CPSEs are similar to what Australia calls government business enterprises (such as Australia Post and NBN Co Ltd). Australia has less than a dozen government-owned businesses, whereas India hasmore than 300.

They account for a fifth of India’s GDP, and are prevalent in economic sectors considered strategically important, such as mineral and energy resources, and transport infrastructure. Five of India’s ten biggest corporations— Indian Oil, Bharat Petroleum, Hindustan Petroleum, Oil and Natural Gas, and Coal India—are CPSEs.

They were created with the idea of advancing economic development for the social good. Controlling enormous resources, they can be highly profitable. They can also be bureaucratic, inefficient and self-serving compared with private-sector companies operating in more competitive environments.

They are accountable to many masters, including the parliament of India, ministry of corporate affairs, department of public enterprises, Comptroller and Auditor General of India (CAG) and the Securities and Exchange Board of India (Sebi). This means they are susceptible to being run in the interests of internal management rather the major shareholder (the Indian government).

The corporate social responsibility managers we spoke to generally said they welcomed the CSR regulation but would prefer to simply give the money to the government to spend. “All CPSEs are happy to give the money to the government,” said one manager. “Why put it on us?”

They feared they were being set up to be scapegoats for the failure of programmes to reduce inequality in India. Their common view was that government development work had often failed due to rampant inefficiency, instability, corruption and interference.

Government interference

While one of the stated rationales for the CSR law is to drive innovation, managers expressed to us their frustration that government rules and regulations increasingly dictated how they spent their corporate social responsibility budgets.

An example is the government telling CPSEs to build 2,500 toilet blocks as part of a national programme to improve basic sanitation throughout India (known as Swacch Bharat Abhiyan, or “Clean India Mission”).

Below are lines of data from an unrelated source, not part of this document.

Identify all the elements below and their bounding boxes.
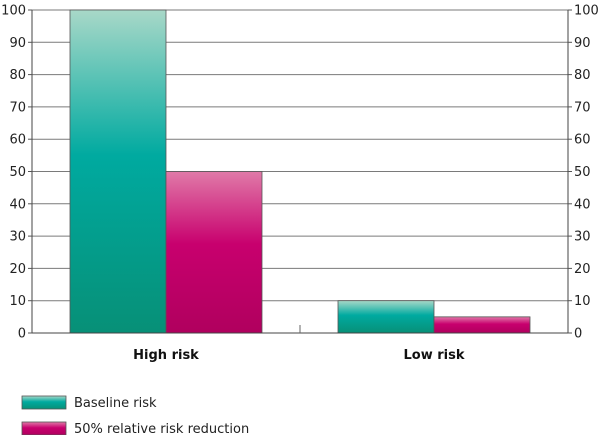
bar-relative-risk-reduction bbox=[433, 316, 531, 334]
y-tick-label: 10 bbox=[9, 294, 26, 309]
y-tick-label: 70 bbox=[574, 100, 591, 115]
bar-baseline-risk bbox=[69, 9, 167, 334]
legend-label: Baseline risk bbox=[74, 396, 157, 411]
legend-swatch bbox=[21, 421, 67, 435]
y-tick-label: 60 bbox=[574, 133, 591, 148]
y-tick-label: 90 bbox=[9, 36, 26, 51]
bar-baseline-risk bbox=[337, 300, 435, 334]
x-category-label: High risk bbox=[133, 348, 199, 363]
x-axis-categories: High risk Low risk bbox=[133, 348, 465, 363]
legend-label: 50% relative risk reduction bbox=[74, 422, 249, 435]
y-tick-label: 40 bbox=[9, 197, 26, 212]
y-tick-label: 40 bbox=[574, 197, 591, 212]
y-tick-label: 100 bbox=[574, 4, 599, 19]
bar-relative-risk-reduction bbox=[165, 171, 263, 334]
y-tick-label: 90 bbox=[574, 36, 591, 51]
legend-swatch bbox=[21, 395, 67, 410]
y-tick-label: 0 bbox=[18, 327, 26, 342]
y-tick-label: 80 bbox=[9, 68, 26, 83]
y-tick-label: 10 bbox=[574, 294, 591, 309]
legend: Baseline risk 50% relative risk reduction bbox=[21, 395, 249, 435]
x-category-label: Low risk bbox=[403, 348, 464, 363]
y-tick-label: 60 bbox=[9, 133, 26, 148]
y-tick-label: 100 bbox=[1, 4, 26, 19]
y-tick-label: 70 bbox=[9, 100, 26, 115]
y-tick-label: 50 bbox=[9, 165, 26, 180]
y-tick-label: 20 bbox=[9, 262, 26, 277]
y-tick-label: 20 bbox=[574, 262, 591, 277]
y-tick-label: 30 bbox=[574, 230, 591, 245]
y-tick-label: 0 bbox=[574, 327, 582, 342]
y-axis-right-ticks: 0 10 20 30 40 50 60 70 80 90 100 bbox=[568, 4, 599, 342]
y-tick-label: 30 bbox=[9, 230, 26, 245]
y-tick-label: 50 bbox=[574, 165, 591, 180]
y-tick-label: 80 bbox=[574, 68, 591, 83]
y-axis-left-ticks: 0 10 20 30 40 50 60 70 80 90 100 bbox=[1, 4, 32, 342]
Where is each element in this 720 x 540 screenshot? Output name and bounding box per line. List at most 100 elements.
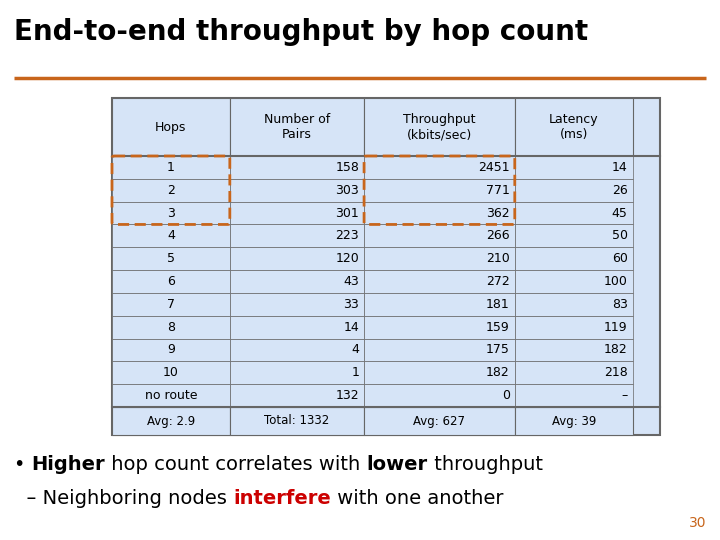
Bar	[515, 361, 633, 384]
Text: 14: 14	[343, 321, 359, 334]
Bar	[112, 407, 230, 435]
Text: throughput: throughput	[428, 456, 543, 475]
Text: Total: 1332: Total: 1332	[264, 415, 330, 428]
Bar	[515, 179, 633, 201]
Text: 182: 182	[486, 366, 510, 379]
Text: 218: 218	[604, 366, 628, 379]
Text: no route: no route	[145, 389, 197, 402]
Text: 362: 362	[486, 206, 510, 220]
Bar	[230, 384, 364, 407]
Bar	[112, 179, 230, 201]
Text: Higher: Higher	[32, 456, 105, 475]
Text: 266: 266	[486, 230, 510, 242]
Text: 2451: 2451	[478, 161, 510, 174]
Text: Throughput
(kbits/sec): Throughput (kbits/sec)	[403, 113, 476, 141]
Text: Avg: 627: Avg: 627	[413, 415, 465, 428]
Text: 7: 7	[167, 298, 175, 311]
Bar	[230, 156, 364, 179]
Bar	[112, 316, 230, 339]
Text: 33: 33	[343, 298, 359, 311]
Text: 26: 26	[612, 184, 628, 197]
Bar	[112, 156, 230, 179]
Text: 3: 3	[167, 206, 175, 220]
Bar	[364, 407, 515, 435]
Text: Avg: 39: Avg: 39	[552, 415, 596, 428]
Text: 272: 272	[486, 275, 510, 288]
Bar	[515, 247, 633, 270]
Bar	[230, 270, 364, 293]
Bar	[230, 179, 364, 201]
Bar	[515, 407, 633, 435]
Bar	[515, 201, 633, 225]
Bar	[230, 361, 364, 384]
Text: 120: 120	[336, 252, 359, 265]
Bar	[515, 384, 633, 407]
Text: 83: 83	[612, 298, 628, 311]
Bar	[515, 339, 633, 361]
Bar	[112, 339, 230, 361]
Text: 2: 2	[167, 184, 175, 197]
Text: with one another: with one another	[331, 489, 503, 508]
Text: 223: 223	[336, 230, 359, 242]
Bar	[515, 270, 633, 293]
Text: 50: 50	[611, 230, 628, 242]
Bar	[230, 339, 364, 361]
Bar	[230, 98, 364, 156]
Text: 100: 100	[604, 275, 628, 288]
Text: – Neighboring nodes: – Neighboring nodes	[14, 489, 233, 508]
Text: 771: 771	[486, 184, 510, 197]
Text: Latency
(ms): Latency (ms)	[549, 113, 598, 141]
Text: 45: 45	[612, 206, 628, 220]
Text: 4: 4	[167, 230, 175, 242]
Text: 4: 4	[351, 343, 359, 356]
Bar	[515, 225, 633, 247]
Bar	[112, 270, 230, 293]
Text: 30: 30	[688, 516, 706, 530]
Bar	[112, 384, 230, 407]
Bar	[364, 293, 515, 316]
Bar	[364, 98, 515, 156]
Bar	[364, 179, 515, 201]
Text: 60: 60	[612, 252, 628, 265]
Bar	[112, 247, 230, 270]
Bar	[515, 156, 633, 179]
Text: 303: 303	[336, 184, 359, 197]
Bar	[112, 98, 660, 435]
Bar	[112, 98, 230, 156]
Text: –: –	[621, 389, 628, 402]
Bar	[364, 361, 515, 384]
Bar	[112, 225, 230, 247]
Text: 301: 301	[336, 206, 359, 220]
Bar	[364, 270, 515, 293]
Bar	[515, 316, 633, 339]
Text: End-to-end throughput by hop count: End-to-end throughput by hop count	[14, 18, 588, 46]
Bar	[230, 316, 364, 339]
Text: 181: 181	[486, 298, 510, 311]
Text: 175: 175	[486, 343, 510, 356]
Text: Number of
Pairs: Number of Pairs	[264, 113, 330, 141]
Text: 119: 119	[604, 321, 628, 334]
Bar	[112, 293, 230, 316]
Bar	[364, 201, 515, 225]
Text: 158: 158	[336, 161, 359, 174]
Bar	[364, 247, 515, 270]
Text: 1: 1	[167, 161, 175, 174]
Bar	[230, 293, 364, 316]
Bar	[112, 201, 230, 225]
Text: 0: 0	[502, 389, 510, 402]
Text: 8: 8	[167, 321, 175, 334]
Bar	[112, 361, 230, 384]
Bar	[230, 201, 364, 225]
Bar	[230, 407, 364, 435]
Text: •: •	[14, 456, 32, 475]
Text: 5: 5	[167, 252, 175, 265]
Bar	[364, 156, 515, 179]
Text: 1: 1	[351, 366, 359, 379]
Text: 210: 210	[486, 252, 510, 265]
Bar	[364, 384, 515, 407]
Bar	[364, 316, 515, 339]
Text: 14: 14	[612, 161, 628, 174]
Bar	[364, 225, 515, 247]
Text: 6: 6	[167, 275, 175, 288]
Bar	[515, 98, 633, 156]
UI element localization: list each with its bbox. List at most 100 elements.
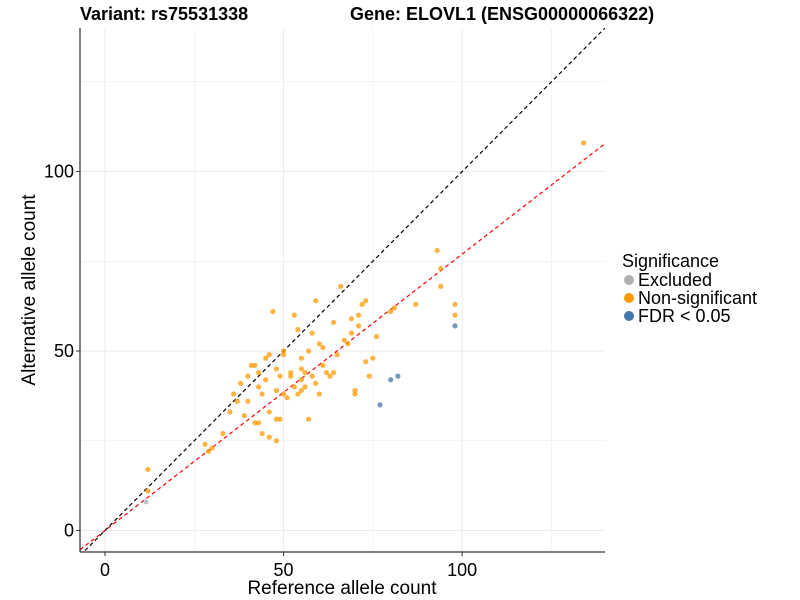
point-non-significant <box>309 373 315 379</box>
point-non-significant <box>313 380 319 386</box>
legend-title: Significance <box>622 251 720 271</box>
point-fdr-0-05 <box>377 402 383 408</box>
point-non-significant <box>259 391 265 397</box>
point-non-significant <box>234 398 240 404</box>
point-excluded <box>143 499 149 505</box>
point-non-significant <box>241 413 247 419</box>
point-non-significant <box>202 441 208 447</box>
point-fdr-0-05 <box>452 323 458 329</box>
point-non-significant <box>205 448 212 455</box>
point-non-significant <box>266 434 272 440</box>
point-non-significant <box>388 308 394 315</box>
point-non-significant <box>438 283 444 290</box>
legend-item-significant: FDR < 0.05 <box>622 307 757 325</box>
y-tick-label: 50 <box>54 341 74 361</box>
point-non-significant <box>209 445 215 451</box>
point-non-significant <box>291 312 297 318</box>
legend-label-excluded: Excluded <box>638 270 713 290</box>
point-non-significant <box>330 319 337 325</box>
point-non-significant <box>316 391 322 397</box>
point-non-significant <box>277 373 283 379</box>
point-non-significant <box>273 438 280 444</box>
point-non-significant <box>338 283 344 290</box>
point-non-significant <box>245 398 251 404</box>
point-non-significant <box>452 301 458 307</box>
point-non-significant <box>370 355 376 361</box>
point-non-significant <box>316 341 322 347</box>
point-non-significant <box>255 420 262 426</box>
fit-line <box>80 143 605 551</box>
point-non-significant <box>298 377 305 383</box>
legend-item-non-significant: Non-significant <box>622 289 757 307</box>
point-non-significant <box>252 362 258 368</box>
point-non-significant <box>363 298 369 304</box>
point-non-significant <box>270 308 276 315</box>
data-points <box>143 140 587 505</box>
x-tick-label: 50 <box>274 560 294 580</box>
point-non-significant <box>305 348 312 354</box>
point-non-significant <box>313 298 319 304</box>
point-non-significant <box>288 369 294 376</box>
point-non-significant <box>391 305 397 311</box>
point-non-significant <box>280 352 287 358</box>
identity-line <box>82 28 605 552</box>
point-fdr-0-05 <box>395 373 401 379</box>
point-non-significant <box>330 369 337 376</box>
legend-dot-excluded <box>624 275 634 285</box>
legend-dot-significant <box>624 311 634 321</box>
point-non-significant <box>327 373 333 379</box>
point-non-significant <box>323 369 330 376</box>
point-non-significant <box>298 355 305 361</box>
point-non-significant <box>580 140 587 146</box>
point-non-significant <box>145 488 151 494</box>
chart-title-variant: Variant: rs75531338 <box>80 4 249 24</box>
point-non-significant <box>334 352 340 358</box>
point-non-significant <box>295 326 301 333</box>
point-non-significant <box>452 312 458 318</box>
point-non-significant <box>295 391 301 397</box>
point-non-significant <box>302 369 308 376</box>
y-tick-label: 100 <box>44 162 74 182</box>
point-non-significant <box>363 359 369 365</box>
axis-ticks: 0 50 100 0 50 100 <box>44 162 477 580</box>
point-non-significant <box>438 265 444 272</box>
point-non-significant <box>252 420 258 426</box>
legend-label-significant: FDR < 0.05 <box>638 306 731 326</box>
point-non-significant <box>355 312 362 318</box>
point-non-significant <box>320 344 326 351</box>
x-tick-label: 100 <box>447 560 477 580</box>
point-non-significant <box>255 369 262 376</box>
point-non-significant <box>359 301 365 307</box>
legend: Significance Excluded Non-significant FD… <box>622 252 757 325</box>
point-non-significant <box>366 373 372 379</box>
point-non-significant <box>280 391 287 397</box>
point-non-significant <box>302 384 308 390</box>
point-non-significant <box>255 384 262 390</box>
y-axis-title: Alternative allele count <box>19 194 40 386</box>
x-axis-title: Reference allele count <box>247 578 437 599</box>
chart-title-gene: Gene: ELOVL1 (ENSG00000066322) <box>350 4 655 24</box>
point-non-significant <box>288 373 294 379</box>
point-non-significant <box>298 387 305 394</box>
legend-dot-non-significant <box>624 293 634 303</box>
point-non-significant <box>373 334 380 340</box>
point-non-significant <box>266 409 272 415</box>
point-non-significant <box>320 362 326 368</box>
point-non-significant <box>227 409 233 415</box>
point-non-significant <box>309 330 315 336</box>
legend-item-excluded: Excluded <box>622 271 757 289</box>
point-non-significant <box>273 387 280 394</box>
point-non-significant <box>345 341 351 347</box>
point-non-significant <box>263 355 269 361</box>
point-non-significant <box>248 362 255 368</box>
point-non-significant <box>230 391 237 397</box>
point-non-significant <box>259 430 265 437</box>
point-non-significant <box>280 348 287 354</box>
point-non-significant <box>220 430 226 437</box>
point-non-significant <box>266 352 272 358</box>
point-non-significant <box>245 373 251 379</box>
point-non-significant <box>238 380 244 386</box>
point-non-significant <box>277 416 283 422</box>
point-non-significant <box>284 395 290 401</box>
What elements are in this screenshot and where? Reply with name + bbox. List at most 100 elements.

The managers were concerned political interference would force them to fund substandard and less-than-optimum projects.

The Statue of Unity memorial to freedom fighter Sardar Vallabhbhai Patel

Even less useful is the money CPSEs allocated from their CSR budgets to help pay for India’s Statue of Unity, the world’s tallest statue.

Five corporations (Oil and Natural Gas, Hindustan Petroleum, Bharat Petroleum, Indian Oil, and Oil India) contributed Rs146 crore (about $21 million) to the statue, a pet project of the ruling Bharatiya Janata Party (BJP) party that cost the nation about $430 million.

An auditor-general’s report to the national parliament said the project failed to meet the CSR law’s definition of an approved activity for protecting national heritage, art and culture.

Another instance where CPSEs have been accused of using corporate social responsibility expenditure to further the political goals of the government is in funding gaushalas – shelters for cows.

“It seems surprising that companies should see promotion of gaushalas as a concern which would lead to economic and social transformation of society,” says Pushpa Sundar, a development specialist and director of the Sampradaan Indian Centre for Philanthropy in Delhi.

“This, at a time when reducing child mortality received no funding and eradicating extreme hunger and poverty received only 6% of the total CSR expenditure.”

Utopian ideals

These issues raise serious questions about how much the CPSEs can deliver.

At this point the CSR law seems to be another utopian ideal hijacked by political interference.

In even the best of circumstances, forcing business enterprises to take on quasi-government roles and contribute to national development may be the wrong approach.

But in circumstances where the spirit and letter of the law is subverted by political interference, it’s even less likely the CSR law will make a meaningful contribution to national development.